OK, so maybe I am a perfectionist?! How do I steer away from that or help myself to live with disappointment? Not everything will go right but I couldn’t handle that! If Isobella wasn’t fed bang on time, I’d really start to panic! If she was being looked after and she wasn’t fed on time, I think that was even worse!! I was terrible for timings and sometimes I still am, but I’ve learnt to start to realise that actually, she was OK and is actually growing rather well!
The CBT did work in a way that it helped me to realise that I haven’t always got control. Once you have a baby, it’s hard to be the boss! You will literally do anything for them and bow down to their every demand, but that’s not always necessarily the way to go! Being the parent is the only way you can mildly keep sane as they grow!
Being able to sit with my therapist and go through every aspect of my anxiety and depression, starting with my nanny passing away to my brother cutting me out of his life, it just showed how much I really did wear my heart on my sleeve but I can’t change that. Plus, when you love people so much, sometimes things will impact you more than you realised.
I think both my therapist and I thought at the end knew that as much as the CBT had helped, it hadn’t helped as much as it could have. I was still in a bad place.
One night when I was just too exhausted, I put Isobella in her cot screaming and walked away. I stood in my room in silence but screaming inside and just looked at my husband and said “please help me, I can’t do this anymore. You don’t need me and I am a burden to you. You don’t need me.” He was beside himself with upset. The next day I took myself to my doctor and sat and cried asking for help.

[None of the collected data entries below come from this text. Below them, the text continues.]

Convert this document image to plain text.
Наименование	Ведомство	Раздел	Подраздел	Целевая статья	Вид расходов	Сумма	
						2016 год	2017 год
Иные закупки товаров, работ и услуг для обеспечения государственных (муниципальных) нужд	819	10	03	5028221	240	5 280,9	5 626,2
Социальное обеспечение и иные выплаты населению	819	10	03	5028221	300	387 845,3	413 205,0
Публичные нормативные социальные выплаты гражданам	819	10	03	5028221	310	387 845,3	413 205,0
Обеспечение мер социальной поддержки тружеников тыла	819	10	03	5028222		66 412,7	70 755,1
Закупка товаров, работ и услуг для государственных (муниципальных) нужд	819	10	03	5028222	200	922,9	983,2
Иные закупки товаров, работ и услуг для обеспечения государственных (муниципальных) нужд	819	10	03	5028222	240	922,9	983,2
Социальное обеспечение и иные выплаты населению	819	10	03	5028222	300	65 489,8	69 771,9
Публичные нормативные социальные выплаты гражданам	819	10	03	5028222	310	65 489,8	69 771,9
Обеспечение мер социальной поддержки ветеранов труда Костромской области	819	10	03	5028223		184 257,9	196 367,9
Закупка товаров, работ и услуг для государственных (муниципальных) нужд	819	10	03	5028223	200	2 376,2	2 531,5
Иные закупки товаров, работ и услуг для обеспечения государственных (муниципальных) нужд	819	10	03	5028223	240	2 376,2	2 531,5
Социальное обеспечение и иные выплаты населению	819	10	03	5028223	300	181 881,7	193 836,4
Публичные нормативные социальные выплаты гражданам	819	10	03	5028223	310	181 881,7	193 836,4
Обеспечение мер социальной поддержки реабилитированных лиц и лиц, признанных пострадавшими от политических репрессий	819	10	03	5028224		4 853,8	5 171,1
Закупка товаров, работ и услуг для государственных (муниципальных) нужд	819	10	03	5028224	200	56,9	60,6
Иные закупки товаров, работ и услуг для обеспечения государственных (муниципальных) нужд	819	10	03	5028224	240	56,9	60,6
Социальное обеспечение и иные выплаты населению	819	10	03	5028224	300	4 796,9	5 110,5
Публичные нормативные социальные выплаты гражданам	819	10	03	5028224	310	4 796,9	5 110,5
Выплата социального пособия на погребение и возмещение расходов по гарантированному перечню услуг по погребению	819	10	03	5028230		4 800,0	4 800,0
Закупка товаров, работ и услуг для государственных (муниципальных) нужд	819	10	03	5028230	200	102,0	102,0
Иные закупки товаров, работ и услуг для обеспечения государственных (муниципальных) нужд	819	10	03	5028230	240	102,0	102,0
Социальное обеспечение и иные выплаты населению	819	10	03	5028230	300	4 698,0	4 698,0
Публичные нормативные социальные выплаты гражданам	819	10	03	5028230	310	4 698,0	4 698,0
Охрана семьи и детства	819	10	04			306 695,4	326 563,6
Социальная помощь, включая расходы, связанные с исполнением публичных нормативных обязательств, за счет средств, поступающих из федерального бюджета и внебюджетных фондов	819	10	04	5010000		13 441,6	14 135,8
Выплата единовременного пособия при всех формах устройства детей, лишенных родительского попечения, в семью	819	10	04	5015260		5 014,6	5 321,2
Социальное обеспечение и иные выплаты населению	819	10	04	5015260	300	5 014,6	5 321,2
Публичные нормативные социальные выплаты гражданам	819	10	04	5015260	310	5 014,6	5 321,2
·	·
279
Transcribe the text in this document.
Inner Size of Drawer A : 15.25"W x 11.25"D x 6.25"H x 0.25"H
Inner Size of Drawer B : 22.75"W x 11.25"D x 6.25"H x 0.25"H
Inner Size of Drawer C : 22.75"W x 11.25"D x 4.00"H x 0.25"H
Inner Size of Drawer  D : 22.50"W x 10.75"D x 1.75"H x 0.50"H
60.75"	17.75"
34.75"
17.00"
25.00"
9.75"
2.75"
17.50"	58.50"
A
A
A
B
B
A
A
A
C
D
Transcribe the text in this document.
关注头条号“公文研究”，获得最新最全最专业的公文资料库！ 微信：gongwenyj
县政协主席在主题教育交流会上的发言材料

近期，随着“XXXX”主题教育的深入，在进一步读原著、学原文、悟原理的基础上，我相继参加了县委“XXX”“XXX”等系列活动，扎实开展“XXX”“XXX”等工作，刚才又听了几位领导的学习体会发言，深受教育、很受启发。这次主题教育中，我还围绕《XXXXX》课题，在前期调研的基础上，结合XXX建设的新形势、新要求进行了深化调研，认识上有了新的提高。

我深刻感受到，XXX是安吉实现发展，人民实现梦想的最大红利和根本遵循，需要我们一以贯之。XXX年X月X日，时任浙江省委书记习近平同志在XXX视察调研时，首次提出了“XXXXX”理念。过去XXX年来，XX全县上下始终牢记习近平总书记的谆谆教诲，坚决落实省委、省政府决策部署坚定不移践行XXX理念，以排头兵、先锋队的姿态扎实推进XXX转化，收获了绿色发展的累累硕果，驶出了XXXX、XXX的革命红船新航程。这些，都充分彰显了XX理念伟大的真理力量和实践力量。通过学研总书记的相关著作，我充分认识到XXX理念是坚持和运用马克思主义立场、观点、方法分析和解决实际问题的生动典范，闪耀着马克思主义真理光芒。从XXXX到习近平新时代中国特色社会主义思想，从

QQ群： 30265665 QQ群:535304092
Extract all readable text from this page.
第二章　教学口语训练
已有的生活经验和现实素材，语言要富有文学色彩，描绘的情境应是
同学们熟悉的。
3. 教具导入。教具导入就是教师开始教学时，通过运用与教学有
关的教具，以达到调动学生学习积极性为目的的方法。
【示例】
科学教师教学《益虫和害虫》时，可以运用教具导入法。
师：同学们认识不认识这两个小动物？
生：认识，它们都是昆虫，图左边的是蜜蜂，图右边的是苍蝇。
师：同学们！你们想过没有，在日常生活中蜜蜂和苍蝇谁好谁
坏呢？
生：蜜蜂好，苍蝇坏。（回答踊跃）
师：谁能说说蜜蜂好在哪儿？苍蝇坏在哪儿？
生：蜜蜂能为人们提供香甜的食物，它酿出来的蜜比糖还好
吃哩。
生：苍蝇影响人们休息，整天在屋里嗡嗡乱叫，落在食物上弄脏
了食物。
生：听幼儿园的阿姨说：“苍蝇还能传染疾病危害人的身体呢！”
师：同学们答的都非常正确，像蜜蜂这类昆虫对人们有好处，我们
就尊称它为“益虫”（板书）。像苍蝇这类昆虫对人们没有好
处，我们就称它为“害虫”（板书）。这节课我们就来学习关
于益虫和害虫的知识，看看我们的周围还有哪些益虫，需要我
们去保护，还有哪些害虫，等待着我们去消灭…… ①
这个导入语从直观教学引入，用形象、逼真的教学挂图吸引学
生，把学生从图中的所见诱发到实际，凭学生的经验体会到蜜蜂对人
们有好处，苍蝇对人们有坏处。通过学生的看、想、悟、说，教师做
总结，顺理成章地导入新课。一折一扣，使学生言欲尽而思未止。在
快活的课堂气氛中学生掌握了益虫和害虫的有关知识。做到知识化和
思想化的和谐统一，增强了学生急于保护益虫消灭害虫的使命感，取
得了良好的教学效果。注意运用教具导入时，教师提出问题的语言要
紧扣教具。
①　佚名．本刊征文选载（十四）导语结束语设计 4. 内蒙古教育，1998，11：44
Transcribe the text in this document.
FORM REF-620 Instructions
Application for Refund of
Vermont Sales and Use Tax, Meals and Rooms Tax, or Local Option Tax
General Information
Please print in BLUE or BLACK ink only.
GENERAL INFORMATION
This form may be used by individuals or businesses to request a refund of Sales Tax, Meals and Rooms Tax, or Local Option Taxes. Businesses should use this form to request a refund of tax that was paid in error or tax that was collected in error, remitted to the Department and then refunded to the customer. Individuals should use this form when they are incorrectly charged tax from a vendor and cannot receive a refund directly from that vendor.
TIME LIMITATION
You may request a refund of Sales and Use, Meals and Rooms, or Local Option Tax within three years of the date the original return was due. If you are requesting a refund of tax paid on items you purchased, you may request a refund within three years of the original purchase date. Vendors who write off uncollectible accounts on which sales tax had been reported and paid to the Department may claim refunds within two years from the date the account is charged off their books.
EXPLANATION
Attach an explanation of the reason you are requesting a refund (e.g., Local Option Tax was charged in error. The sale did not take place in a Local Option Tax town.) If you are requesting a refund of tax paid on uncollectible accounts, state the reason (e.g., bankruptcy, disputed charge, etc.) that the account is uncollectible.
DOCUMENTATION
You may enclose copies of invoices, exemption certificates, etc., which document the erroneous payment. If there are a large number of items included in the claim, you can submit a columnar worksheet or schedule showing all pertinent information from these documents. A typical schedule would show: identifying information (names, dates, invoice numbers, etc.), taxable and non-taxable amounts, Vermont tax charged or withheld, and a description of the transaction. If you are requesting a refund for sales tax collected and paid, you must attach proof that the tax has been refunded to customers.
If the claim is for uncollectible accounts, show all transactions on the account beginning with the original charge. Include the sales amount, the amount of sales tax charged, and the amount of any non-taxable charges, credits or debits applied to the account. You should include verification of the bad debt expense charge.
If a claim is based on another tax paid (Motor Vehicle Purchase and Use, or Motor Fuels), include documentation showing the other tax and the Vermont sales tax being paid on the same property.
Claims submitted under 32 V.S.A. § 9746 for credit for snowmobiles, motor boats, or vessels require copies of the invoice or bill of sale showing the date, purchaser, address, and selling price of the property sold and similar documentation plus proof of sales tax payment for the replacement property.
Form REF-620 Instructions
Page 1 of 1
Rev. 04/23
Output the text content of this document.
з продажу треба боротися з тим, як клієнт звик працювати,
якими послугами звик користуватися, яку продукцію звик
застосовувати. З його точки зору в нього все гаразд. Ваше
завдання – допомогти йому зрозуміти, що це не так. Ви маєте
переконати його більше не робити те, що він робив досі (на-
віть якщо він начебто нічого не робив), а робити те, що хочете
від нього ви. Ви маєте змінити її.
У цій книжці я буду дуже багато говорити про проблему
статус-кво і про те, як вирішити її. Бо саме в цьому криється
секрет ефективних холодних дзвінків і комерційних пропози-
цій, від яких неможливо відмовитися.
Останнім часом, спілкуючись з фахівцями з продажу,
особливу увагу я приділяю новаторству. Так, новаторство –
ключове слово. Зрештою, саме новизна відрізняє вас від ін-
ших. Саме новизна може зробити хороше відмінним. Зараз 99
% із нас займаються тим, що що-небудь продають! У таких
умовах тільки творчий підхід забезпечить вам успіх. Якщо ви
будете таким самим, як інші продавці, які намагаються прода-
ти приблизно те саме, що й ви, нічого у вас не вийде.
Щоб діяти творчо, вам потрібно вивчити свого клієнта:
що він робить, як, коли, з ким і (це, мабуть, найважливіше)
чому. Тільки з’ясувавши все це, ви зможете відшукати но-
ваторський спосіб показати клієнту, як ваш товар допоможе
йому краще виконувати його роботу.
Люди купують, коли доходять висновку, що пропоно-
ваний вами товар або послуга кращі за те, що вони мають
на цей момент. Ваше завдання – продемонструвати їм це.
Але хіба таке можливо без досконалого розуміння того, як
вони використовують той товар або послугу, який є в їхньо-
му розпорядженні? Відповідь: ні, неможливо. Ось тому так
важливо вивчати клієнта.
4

We took the leap of faith and 50mg of Sertraline (Zoloft) was introduced into my life, starting my journey down the antidepressants road.
I was so scared but my doctor put it this way, “If you had an infection and I said we need to put you on a course of antibiotics, would you take them?” I said yes. “If you had asthma and you needed an inhaler for a while, would you take it?” I said yes. “I am advising these tablet to help balance out your chemicals and to bring them back to what they should be for a short period of time (in anti-depressant world), can we try them?”
I said yes. And I am so happy and proud that I did.